Fritz Nelken war dreimal verheiratet und zweimal geschieden. Im Dezember 1910 heiratete er Gertrud Süßkind, kurz darauf ist er im Adressbuch als „Fabrikbesitzer“ in der Duisburger Straße 6 aufgeführt. 1912 wurde die Tochter Eva Lilli geboren. Mitten im Krieg, im April 1917, wurde diese Ehe geschieden. Am 8. Januar 1919 ehelichte er die 18-jährige Bernardina Schneider, die später als die Schriftstellerin und Drehbuchautorin Dinah Nelken bekannt wurde. Sie war die Tochter des Schauspielers Bernhard Bruno Eugen Schneider. Vermutlich wohnte das Paar in Josef Nelkens Haus in der Oranienburger Straße. Schon zwanzig Tage nach der Hochzeit, am 28. Januar, kam der Sohn Peter zur Welt. Die Ehe stand unter keinem guten Stern, bereits im Juli 1921 wurde sie wieder geschieden. Der Sohn kam zunächst zu den Großeltern mütterlicherseits, später in ein Kinderheim.
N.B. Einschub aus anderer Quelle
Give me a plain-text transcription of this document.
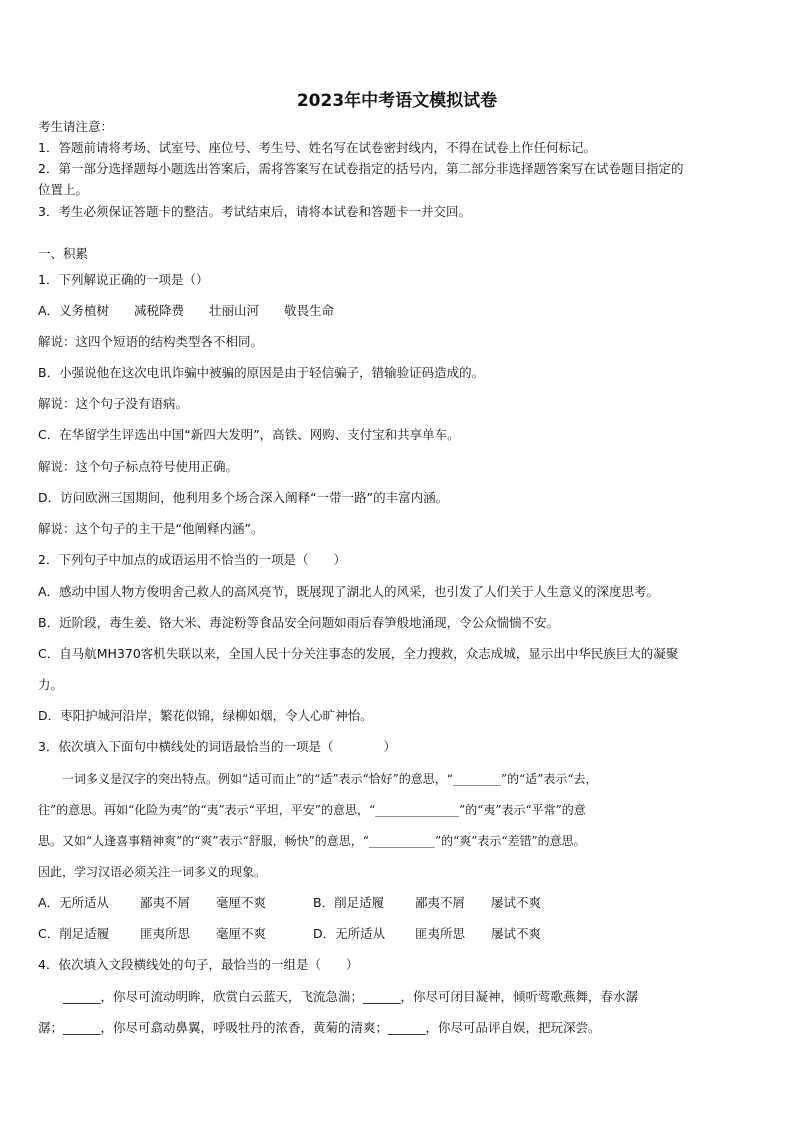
2023年中考语文模拟试卷
考生请注意：
1．答题前请将考场、试室号、座位号、考生号、姓名写在试卷密封线内，不得在试卷上作任何标记。
2．第一部分选择题每小题选出答案后，需将答案写在试卷指定的括号内，第二部分非选择题答案写在试卷题目指定的
位置上。
3．考生必须保证答题卡的整洁。考试结束后，请将本试卷和答题卡一并交回。
一、积累
1．下列解说正确的一项是（）
A．义务植树　　减税降费　　壮丽山河　　敬畏生命
解说：这四个短语的结构类型各不相同。
B．小强说他在这次电讯诈骗中被骗的原因是由于轻信骗子，错输验证码造成的。
解说：这个句子没有语病。
C．在华留学生评选出中国“新四大发明”，高铁、网购、支付宝和共享单车。
解说：这个句子标点符号使用正确。
D．访问欧洲三国期间，他利用多个场合深入阐释“一带一路”的丰富内涵。
解说：这个句子的主干是“他阐释内涵”。
2．下列句子中加点的成语运用不恰当的一项是（　　）
A．感动中国人物方俊明舍己救人的高风亮节，既展现了湖北人的风采，也引发了人们关于人生意义的深度思考。
B．近阶段，毒生姜、铬大米、毒淀粉等食品安全问题如雨后春笋般地涌现，令公众惴惴不安。
C．自马航MH370客机失联以来，全国人民十分关注事态的发展，全力搜救，众志成城，显示出中华民族巨大的凝聚
力。
D．枣阳护城河沿岸，繁花似锦，绿柳如烟，令人心旷神怡。
3．依次填入下面句中横线处的词语最恰当的一项是（　　　　）
　　一词多义是汉字的突出特点。例如“适可而止”的“适”表示“恰好”的意思，“________”的“适”表示“去，
往”的意思。再如“化险为夷”的“夷”表示“平坦，平安”的意思，“______________”的“夷”表示“平常”的意
思。又如“人逢喜事精神爽”的“爽”表示“舒服，畅快”的意思，“___________”的“爽”表示“差错”的意思。
因此，学习汉语必须关注一词多义的现象。
A．无所适从 鄙夷不屑 毫厘不爽	B．削足适履 鄙夷不屑 屡试不爽
C．削足适履 匪夷所思 毫厘不爽	D．无所适从 匪夷所思 屡试不爽
4．依次填入文段横线处的句子，最恰当的一组是（　　）
　　______，你尽可流动明眸，欣赏白云蓝天，飞流急湍；______，你尽可闭目凝神，倾听莺歌燕舞，春水潺
潺；______，你尽可翕动鼻翼，呼吸牡丹的浓香，黄菊的清爽；______，你尽可品评自娱，把玩深尝。
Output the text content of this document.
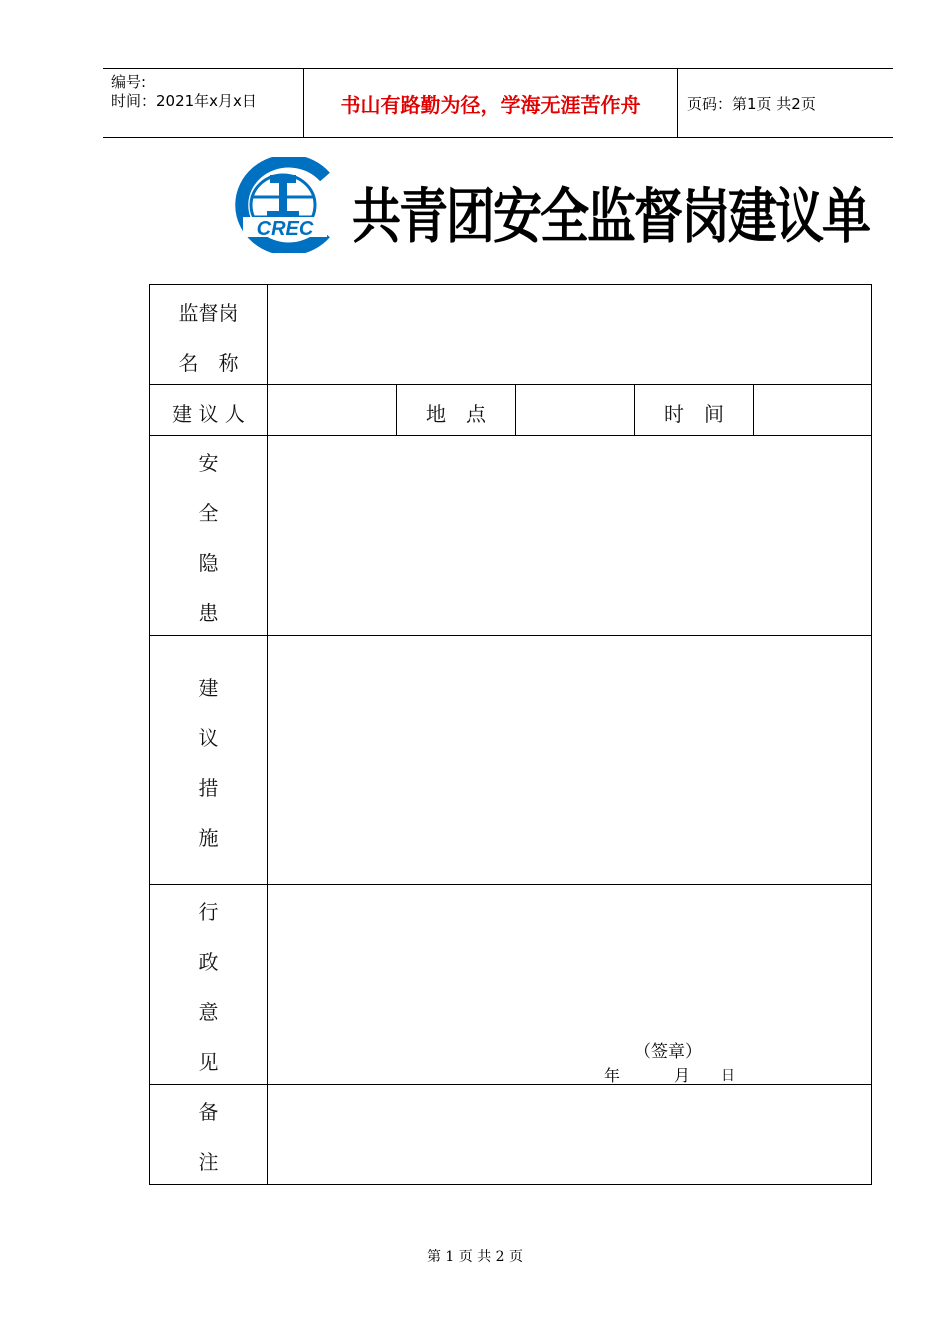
编号:
时间：2021年x月x日	书山有路勤为径，学海无涯苦作舟	页码：第1页 共2页
CREC 共青团安全监督岗建议单
监督岗
名　称
建 议 人	地　点	时　间
安
全
隐
患
建
议
措
施
行
政
意
见	（签章）
年	月 日
备
注
第 1 页 共 2 页
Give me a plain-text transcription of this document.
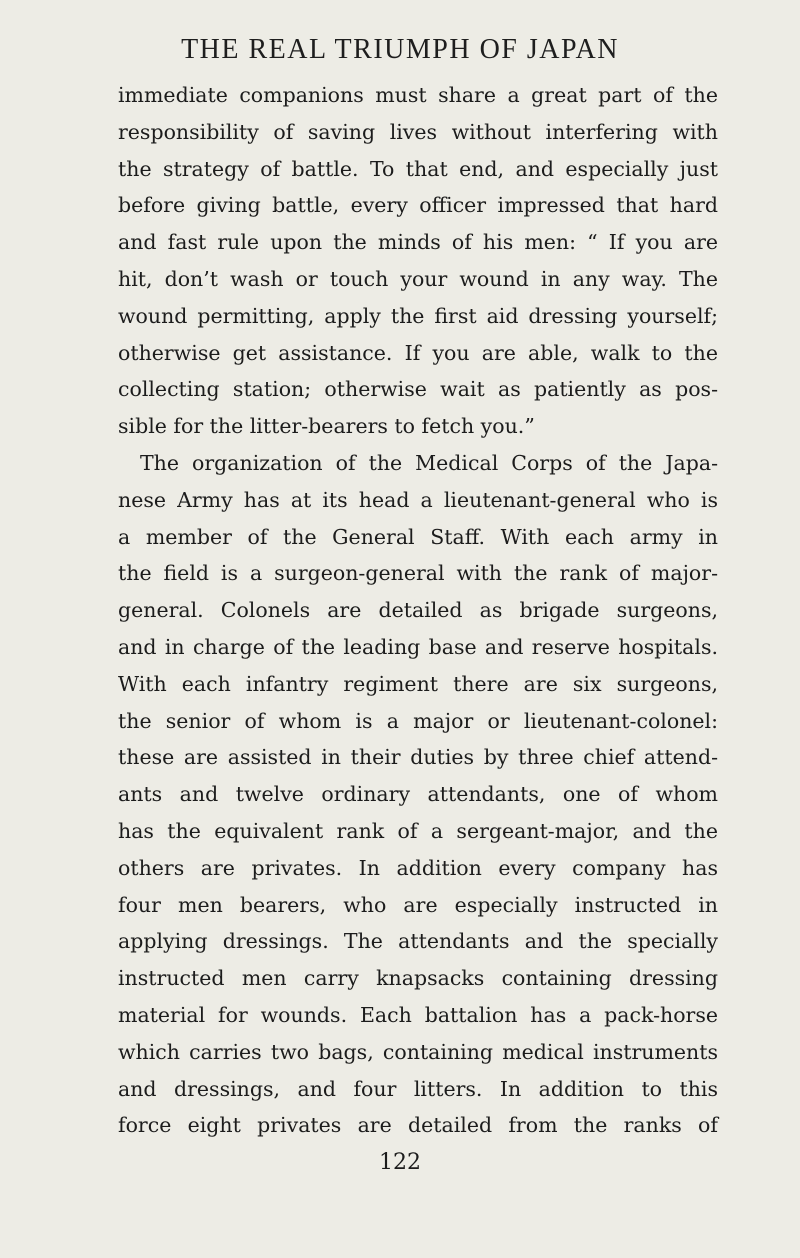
THE REAL TRIUMPH OF JAPAN
immediate companions must share a great part of the
responsibility of saving lives without interfering with
the strategy of battle. To that end, and especially just
before giving battle, every officer impressed that hard
and fast rule upon the minds of his men: “ If you are
hit, don’t wash or touch your wound in any way. The
wound permitting, apply the first aid dressing yourself;
otherwise get assistance. If you are able, walk to the
collecting station; otherwise wait as patiently as pos-
sible for the litter-bearers to fetch you.”
The organization of the Medical Corps of the Japa-
nese Army has at its head a lieutenant-general who is
a member of the General Staff. With each army in
the field is a surgeon-general with the rank of major-
general. Colonels are detailed as brigade surgeons,
and in charge of the leading base and reserve hospitals.
With each infantry regiment there are six surgeons,
the senior of whom is a major or lieutenant-colonel:
these are assisted in their duties by three chief attend-
ants and twelve ordinary attendants, one of whom
has the equivalent rank of a sergeant-major, and the
others are privates. In addition every company has
four men bearers, who are especially instructed in
applying dressings. The attendants and the specially
instructed men carry knapsacks containing dressing
material for wounds. Each battalion has a pack-horse
which carries two bags, containing medical instruments
and dressings, and four litters. In addition to this
force eight privates are detailed from the ranks of
122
Im Adressbuch Berlin taucht Fritz Nelken als Hauptmieter erst wieder 1933 in der Olbersstraße 12 auf, in den folgenden Jahren wechselt die Adresse jährlich. 1936/37 wohnte er in der Wilmersdorfer Straße, wohl mit seiner dritten Frau, Grete geb. Kesten. Bei der Volkszählung am 17.Mai 1939 wurden Fritz und seine Frau am Stuttgarter Platz 20 registriert. Grete war nicht jüdisch und Fritz fühlte sich wohl durch die „Mischehe“ geschützt. Denn inzwischen war die Lage der Juden in Deutschland sehr prekär geworden. 1933 waren die Nationalsozialisten an die Macht gekommen und hatten die offizielle Diskriminierung von Juden mit etlichen Gesetzen und Verordnungen eingeleitet. Nach den Pogromen vom 9./10. November 1938 war die Zahl der Maßnahmen zur Judenverfolgung drastisch gesteigert worden. In „Mischehe“ Lebende hatten vergleichsweise weniger zu leiden. Dennoch musste das Ehepaar Nelken seine Wohnung aufgeben und in das Haus Knesebeckstraße 18/19 ziehen, das Grete Nelken
später als „Ghettohaus“ bezeichnete. Fritz hatte als Chemiker Berufsverbot, er fand aber Arbeit bei der Jüdischen Gemeinde.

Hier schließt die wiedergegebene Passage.